Posted: 04/21/11 03:56 PM ET

In recent articles I have referred to insulin resistance and how it leads to type 2 diabetes about 80 percent of the time. There are two known causes of insulin resistance: being overweight and leading a sedentary lifestyle. There is no clear evidence that one of these conditions is more harmful than the other or is more responsible for insulin resistance.

What is very clear though is that being overweight, even if only 10 pounds or more, and getting little exercise, causes insulin resistance and can ultimately lead to type 2 diabetes.
Now can the insulin-resistant overweight person decrease his or her insulin resistance by losing some weight even if not getting any exercise? Most definitely, no doubt about it.

Generally speaking, in cases where the patient is overweight, weight loss is routinely recommended as a first line treatment for type 2 diabetes. Sometimes simply eating better such as more nutritious foods and less junk food is enough to cause weight loss. When patients can do this it is wonderful, however, research shows that maintaining the weight loss for an extended period of time without simultaneously performing exercise is very, very difficult.
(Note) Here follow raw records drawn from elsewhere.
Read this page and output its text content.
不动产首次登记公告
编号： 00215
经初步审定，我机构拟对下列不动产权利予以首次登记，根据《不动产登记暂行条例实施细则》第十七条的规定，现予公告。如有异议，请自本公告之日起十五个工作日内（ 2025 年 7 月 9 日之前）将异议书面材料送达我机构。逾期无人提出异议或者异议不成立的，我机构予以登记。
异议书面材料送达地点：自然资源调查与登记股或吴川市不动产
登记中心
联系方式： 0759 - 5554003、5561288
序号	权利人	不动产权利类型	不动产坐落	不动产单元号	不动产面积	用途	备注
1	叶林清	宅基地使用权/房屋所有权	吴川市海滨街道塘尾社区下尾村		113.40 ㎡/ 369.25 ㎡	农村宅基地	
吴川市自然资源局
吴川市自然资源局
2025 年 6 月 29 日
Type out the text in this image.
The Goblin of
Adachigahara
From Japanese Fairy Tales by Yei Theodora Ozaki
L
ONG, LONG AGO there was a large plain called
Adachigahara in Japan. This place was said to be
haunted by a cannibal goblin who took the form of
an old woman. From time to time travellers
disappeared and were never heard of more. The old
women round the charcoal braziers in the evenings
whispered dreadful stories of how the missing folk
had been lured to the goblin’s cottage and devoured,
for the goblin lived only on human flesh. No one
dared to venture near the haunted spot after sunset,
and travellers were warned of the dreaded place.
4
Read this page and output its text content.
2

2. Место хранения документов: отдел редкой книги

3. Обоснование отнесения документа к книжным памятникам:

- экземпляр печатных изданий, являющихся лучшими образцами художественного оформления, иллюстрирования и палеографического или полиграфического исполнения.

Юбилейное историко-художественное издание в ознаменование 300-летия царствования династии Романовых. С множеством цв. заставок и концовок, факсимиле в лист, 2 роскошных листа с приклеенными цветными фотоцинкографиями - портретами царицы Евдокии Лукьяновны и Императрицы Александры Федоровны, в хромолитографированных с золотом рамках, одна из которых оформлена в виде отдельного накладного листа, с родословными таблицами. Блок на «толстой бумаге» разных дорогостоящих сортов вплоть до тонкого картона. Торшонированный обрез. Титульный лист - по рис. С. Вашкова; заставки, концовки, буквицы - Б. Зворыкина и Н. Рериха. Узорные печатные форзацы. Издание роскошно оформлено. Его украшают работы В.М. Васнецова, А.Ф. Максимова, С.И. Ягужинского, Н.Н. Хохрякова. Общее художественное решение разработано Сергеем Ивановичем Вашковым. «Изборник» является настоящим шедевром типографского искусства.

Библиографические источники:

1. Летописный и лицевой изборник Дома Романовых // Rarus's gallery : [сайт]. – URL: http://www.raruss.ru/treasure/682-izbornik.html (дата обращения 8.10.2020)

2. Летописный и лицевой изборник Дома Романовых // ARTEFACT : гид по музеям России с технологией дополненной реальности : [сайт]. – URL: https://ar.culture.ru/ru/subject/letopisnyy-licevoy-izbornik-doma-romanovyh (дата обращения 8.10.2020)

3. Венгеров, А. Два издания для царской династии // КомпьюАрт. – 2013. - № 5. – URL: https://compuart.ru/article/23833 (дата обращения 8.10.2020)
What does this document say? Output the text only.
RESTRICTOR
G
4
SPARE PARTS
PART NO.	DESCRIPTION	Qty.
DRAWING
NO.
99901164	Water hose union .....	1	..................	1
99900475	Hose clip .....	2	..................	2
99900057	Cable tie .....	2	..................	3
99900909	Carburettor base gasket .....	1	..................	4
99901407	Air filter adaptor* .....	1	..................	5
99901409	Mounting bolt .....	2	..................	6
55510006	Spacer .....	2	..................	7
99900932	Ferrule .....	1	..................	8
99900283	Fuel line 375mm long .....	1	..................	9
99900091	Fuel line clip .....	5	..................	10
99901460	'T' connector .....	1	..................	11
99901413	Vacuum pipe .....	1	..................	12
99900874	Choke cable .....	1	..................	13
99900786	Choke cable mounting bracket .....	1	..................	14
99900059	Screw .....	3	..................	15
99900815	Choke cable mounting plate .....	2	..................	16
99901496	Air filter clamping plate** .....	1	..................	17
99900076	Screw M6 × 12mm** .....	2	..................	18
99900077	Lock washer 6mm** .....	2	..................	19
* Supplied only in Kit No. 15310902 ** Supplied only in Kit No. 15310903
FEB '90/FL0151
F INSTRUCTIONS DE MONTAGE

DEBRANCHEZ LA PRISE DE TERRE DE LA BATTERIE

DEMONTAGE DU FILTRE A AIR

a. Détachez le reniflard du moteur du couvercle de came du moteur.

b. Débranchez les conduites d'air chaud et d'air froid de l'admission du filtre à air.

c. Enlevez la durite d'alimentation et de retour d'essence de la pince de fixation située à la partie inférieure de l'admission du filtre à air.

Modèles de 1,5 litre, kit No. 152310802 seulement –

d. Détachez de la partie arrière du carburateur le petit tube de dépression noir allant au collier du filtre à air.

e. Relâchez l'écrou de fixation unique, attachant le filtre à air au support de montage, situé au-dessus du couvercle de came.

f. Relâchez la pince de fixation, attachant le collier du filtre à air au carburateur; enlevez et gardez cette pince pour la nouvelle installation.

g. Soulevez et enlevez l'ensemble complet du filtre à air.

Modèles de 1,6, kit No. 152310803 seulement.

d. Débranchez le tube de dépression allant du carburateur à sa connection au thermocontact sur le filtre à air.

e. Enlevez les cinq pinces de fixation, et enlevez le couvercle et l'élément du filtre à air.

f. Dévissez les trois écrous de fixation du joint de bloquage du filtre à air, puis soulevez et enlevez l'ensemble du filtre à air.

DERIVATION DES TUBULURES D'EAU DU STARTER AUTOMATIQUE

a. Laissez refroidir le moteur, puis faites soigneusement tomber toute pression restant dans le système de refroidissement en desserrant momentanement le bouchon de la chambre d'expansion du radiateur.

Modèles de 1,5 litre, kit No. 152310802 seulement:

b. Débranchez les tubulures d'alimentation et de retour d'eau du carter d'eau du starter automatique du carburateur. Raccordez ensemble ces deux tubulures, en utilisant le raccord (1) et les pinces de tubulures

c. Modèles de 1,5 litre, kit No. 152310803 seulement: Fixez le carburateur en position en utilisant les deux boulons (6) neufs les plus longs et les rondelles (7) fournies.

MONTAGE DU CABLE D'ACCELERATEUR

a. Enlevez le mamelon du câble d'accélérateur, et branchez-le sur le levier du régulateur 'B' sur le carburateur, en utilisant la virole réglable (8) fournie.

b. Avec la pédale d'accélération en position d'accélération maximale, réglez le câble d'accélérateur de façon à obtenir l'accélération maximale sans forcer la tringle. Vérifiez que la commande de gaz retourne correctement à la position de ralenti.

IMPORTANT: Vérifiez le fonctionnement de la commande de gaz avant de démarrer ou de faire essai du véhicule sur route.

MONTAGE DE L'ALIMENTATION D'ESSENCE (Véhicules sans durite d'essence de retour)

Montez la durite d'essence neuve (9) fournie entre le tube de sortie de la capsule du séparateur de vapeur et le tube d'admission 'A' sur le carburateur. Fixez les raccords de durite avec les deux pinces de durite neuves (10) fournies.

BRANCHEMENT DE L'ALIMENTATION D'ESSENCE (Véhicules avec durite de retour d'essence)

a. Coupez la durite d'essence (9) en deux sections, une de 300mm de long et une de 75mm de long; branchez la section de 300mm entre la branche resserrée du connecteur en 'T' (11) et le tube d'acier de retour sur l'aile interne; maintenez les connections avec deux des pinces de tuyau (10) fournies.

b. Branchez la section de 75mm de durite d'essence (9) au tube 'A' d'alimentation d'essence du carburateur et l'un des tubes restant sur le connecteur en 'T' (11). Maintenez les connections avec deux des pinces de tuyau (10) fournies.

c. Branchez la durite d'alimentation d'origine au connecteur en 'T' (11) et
As you probably well know the lost weight usually comes back within one to two years after losing it.

What if a person with insulin resistance starts exercising regularly but fails to lose any weight? Is the exercise beneficial? Has it helped? Yes it has, it definitely has, no mistake about it. Exercise will lower insulin resistance even if no weight has been lost. (Are you beginning to see why exercise is such a big deal?) Perhaps the person didn't lose any weight because they made up for the calories burned during exercise by eating more. Maybe the person did lose some fat but gained muscle mass equal in weight to the amount of fat lost. The scale would show no change in weight even though the percentage of body fat had been reduced. Hence, using traditional bathroom scales is a big drawback when measuring exercise/diet success.

Anyway, my point is, that exercise can and does reduce insulin resistance even without weight loss. So when I do encourage exercise it is primarily to reduce insulin resistance and secondarily to promote weight loss.

If weight loss does occur as a result of starting to exercise or exercising more, then you can expect even greater improvements in insulin resistance.

I do want to make it clear that when I recommended exercise to a patient, it is first and foremost to help in reducing insulin resistance, secondarily it is to assist a patient in their weight loss efforts. Research has repeatedly shown that exercise by itself is not likely to result in sustained weight loss. Similarly, research has also shown that diet plans that significantly restrict caloric intake are not successful for long-term weight loss when carried out exclusive of exercise. The best chance for long-term success with weight loss is to gradually work up to exercising a minimum of 250 minutes per week and to reduce caloric intake.